Given an array of length $n$ and a number $k$, we need to process $q$ queries of the following types:

$1 \ a \ b$: Change the value of the number at position $a$ to $b$

$2 \ l \ r \ s$: Find how many arrays exist which can be formed with the numbers from positions $l$ to $r$, such that the value of each of the numbers is at least $k$ and the sum of the values is equal to $s$, if the only operation we can make is to increase values of the numbers from the array. Since the number of arrays can be really big, print the answer mod $10^9 + 7$

Input

The first line will contain three integers, $n$, $q$ and $k$, which represent the length of the array, the number of queries we need to process and the minimal threshold for the value of each number with respect to the second type of query.

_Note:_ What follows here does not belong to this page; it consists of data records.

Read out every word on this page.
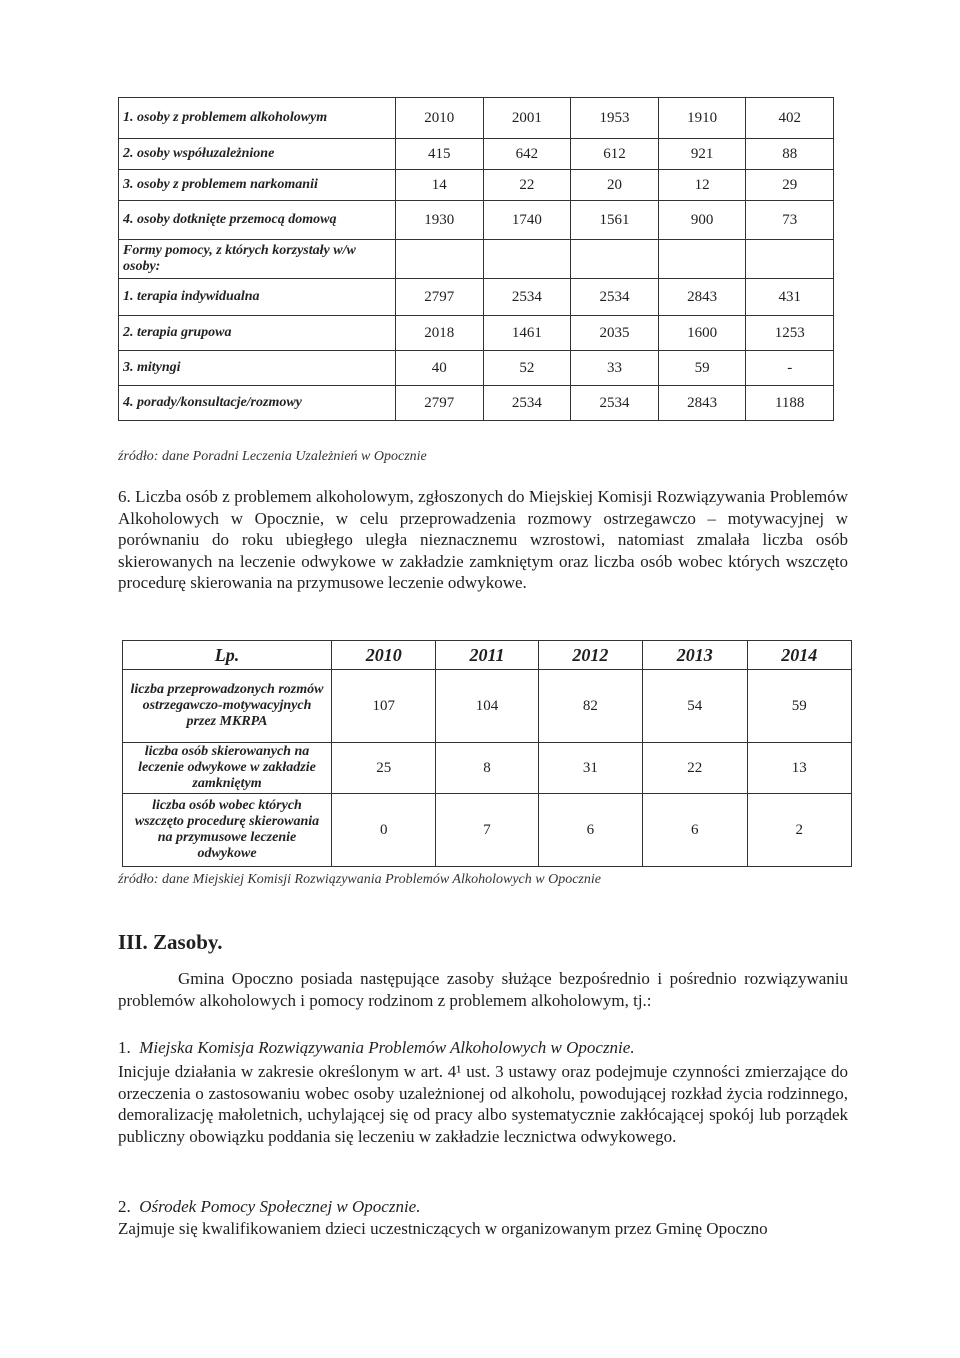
1. osoby z problemem alkoholowym	2010	2001	1953	1910	402
2. osoby współuzależnione	415	642	612	921	88
3. osoby z problemem narkomanii	14	22	20	12	29
4. osoby dotknięte przemocą domową	1930	1740	1561	900	73
Formy pomocy, z których korzystały w/w osoby:					
1. terapia indywidualna	2797	2534	2534	2843	431
2. terapia grupowa	2018	1461	2035	1600	1253
3. mityngi	40	52	33	59	-
4. porady/konsultacje/rozmowy	2797	2534	2534	2843	1188
źródło: dane Poradni Leczenia Uzależnień w Opocznie
6. Liczba osób z problemem alkoholowym, zgłoszonych do Miejskiej Komisji Rozwiązywania Problemów Alkoholowych w Opocznie, w celu przeprowadzenia rozmowy ostrzegawczo – motywacyjnej w porównaniu do roku ubiegłego uległa nieznacznemu wzrostowi, natomiast zmalała liczba osób skierowanych na leczenie odwykowe w zakładzie zamkniętym oraz liczba osób wobec których wszczęto procedurę skierowania na przymusowe leczenie odwykowe.
Lp.	2010	2011	2012	2013	2014
liczba przeprowadzonych rozmów ostrzegawczo-motywacyjnych przez MKRPA	107	104	82	54	59
liczba osób skierowanych na leczenie odwykowe w zakładzie zamkniętym	25	8	31	22	13
liczba osób wobec których wszczęto procedurę skierowania na przymusowe leczenie odwykowe	0	7	6	6	2
źródło: dane Miejskiej Komisji Rozwiązywania Problemów Alkoholowych w Opocznie
III. Zasoby.
Gmina Opoczno posiada następujące zasoby służące bezpośrednio i pośrednio rozwiązywaniu problemów alkoholowych i pomocy rodzinom z problemem alkoholowym, tj.:
1. Miejska Komisja Rozwiązywania Problemów Alkoholowych w Opocznie.
Inicjuje działania w zakresie określonym w art. 4¹ ust. 3 ustawy oraz podejmuje czynności zmierzające do orzeczenia o zastosowaniu wobec osoby uzależnionej od alkoholu, powodującej rozkład życia rodzinnego, demoralizację małoletnich, uchylającej się od pracy albo systematycznie zakłócającej spokój lub porządek publiczny obowiązku poddania się leczeniu w zakładzie lecznictwa odwykowego.
2. Ośrodek Pomocy Społecznej w Opocznie.
Zajmuje się kwalifikowaniem dzieci uczestniczących w organizowanym przez Gminę Opoczno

The second line of the input will contain the initial array $v$.

The next $q$ lines of the input will contain the description of the queries.

Output

The output will contain a line for each query of type $2$, with the answer for each query of type $2$.

Constraints

• $1 \leq n \leq 5 \cdot 10^4$
• $1 \leq q \leq 2\cdot 10^5$
• $1 \leq k \leq 20$
• $1 \leq v[i], b \leq 100$
• $1 \leq a, l, r \leq n$
• $1 \leq s \leq 2 \cdot 10^6$
• For tests worth $20$ points, $1 \leq n \leq 20$
• For tests worth $40$ additional points, $1 \leq n \leq 2 \ 000$, $1 \leq q \leq 5 \ 000$

Example

stdin

4 5 2
0 0 0 3
2 1 4 10
1 1 2
2 2 3 3
1 2 4
2 1 2 6

stdout

4
0
1

Explanation

For the first query, the arrays we can get are [$2$, $2$, $3$, $3$], [$2$, $3$, $2$, $3$], [$3$, $2$, $2$, $3$], [$2$, $2$, $2$, $4$].